Oldboy (2003), is a South Korean neo-noir film directed by Park Chan-wook. The film starts with the main character, Oh Dae-su, being kidnapped on his daughter’s birthday and locked in a sealed hotel room for 15 years. It is undoubtedly that the story develops with Oh’s avenge of the person who kidnapped him, but the film is indeed more about love.

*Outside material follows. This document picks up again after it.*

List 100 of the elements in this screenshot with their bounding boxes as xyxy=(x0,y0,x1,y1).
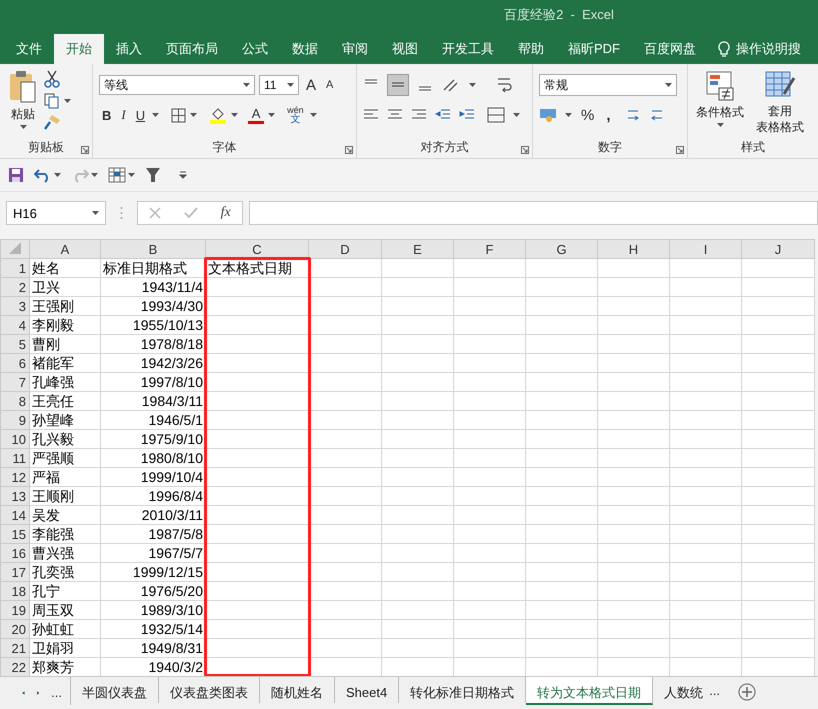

While the film is shot from Oh’s perspective, I would like to interpret the love and hatred of the antagonist, Lee woo-jin’s view. Lee fell in love with his sister, and Oh accidentally saw their incest in their high school. After Oh told the story to his friends, rumors spread out in their neighborhood and eventually led to Lee’s sister’s suicide. As bystanders, we recognize his sister’s death as the tragedy of the judgment from society towards incest. However, for Lee, Oh is the only specific person he could possibly blame, especially deep inside his mind, he knows that his cowardess and weakness to protect the forbidden love is another determinant of his sister’s suicide. Lee’s sister’s photos are all over Lee’s wall in his penthouse, but outside his house, he almost never committed his love for her to anyone. Lee’s sister is his most valuable treasure but his deepest secret. The beginning of Lee’s hatred of Oh is the only solution that Lee could think of to make justice for his existence after his sister’s death. Lee can’t manipulate the world to accept their love, but at least he can manipulate Oh.
Therefore, Lee uses hypnosis to set Oh to fall in love with his daughter, Mi-do, after he is set free from the cell. For Lee, letting Oh experience incest is the best way to revenge and torture him. Nevertheless, at the climax of the film, when Lee reveals that Mi-do is Oh’s daughter, Lee doesn’t gain the excitement he has been expecting for 15 years. To prevent Lee from telling Mi-do the truth, Oh knees down and licks Lee’s shoes, begging him like a dog. Eventually, Oh uses the scissors to cut his tongue, using this extreme way to punish himself for saying Lee’s incest, even though it was supposed to be the moment that Oh avenges Lee for the 15 years of torture he had been through. Both of them know that Lee has complete control over Oh, but Oh’s desperate reaction to keep the secret convinces Lee of his love for Mi-do and also arouses Lee’s compunction for letting his sister suicided. His hatred becomes the respect he has for the man who is now experiencing the same torn for loving his blood family, and Oh’s valor to protect Mi-do is what Lee wished he could have had. While in terms of the mise-en-scene, the intense violence and distorting bloodiness in this sequence were disturbing to watch at first, while it also functions as a way to contradict the dirty world and pure love. No matter how much blood they get, there is a place in their heart that needs to be kept absolutely clean.
The love between the immediate blood family in the film is controversial, and we never know if the love between Oh and Mi-do is because of manipulation or not. But if we think about this, the concept of “incest” is also the product of social restraint, a cage that human beings build for ourselves. And when this uncontrollable feeling appears as how it is, shall we embrace it, forget it, or destroy it? Should we manipulate our minds and fight against the world to protect the purity of our love, like how Oh chooses to get hypnotized again and forget that Mi-do is his daughter? Or should we give up on our lives like Lee and his sister and try reaching another world where there are no interruptions from outside?
Instead of searching for the answer to who we love, it might be easier to just accept the feelings we have and do our best to protect this uncontrollable feeling that almost every human being has.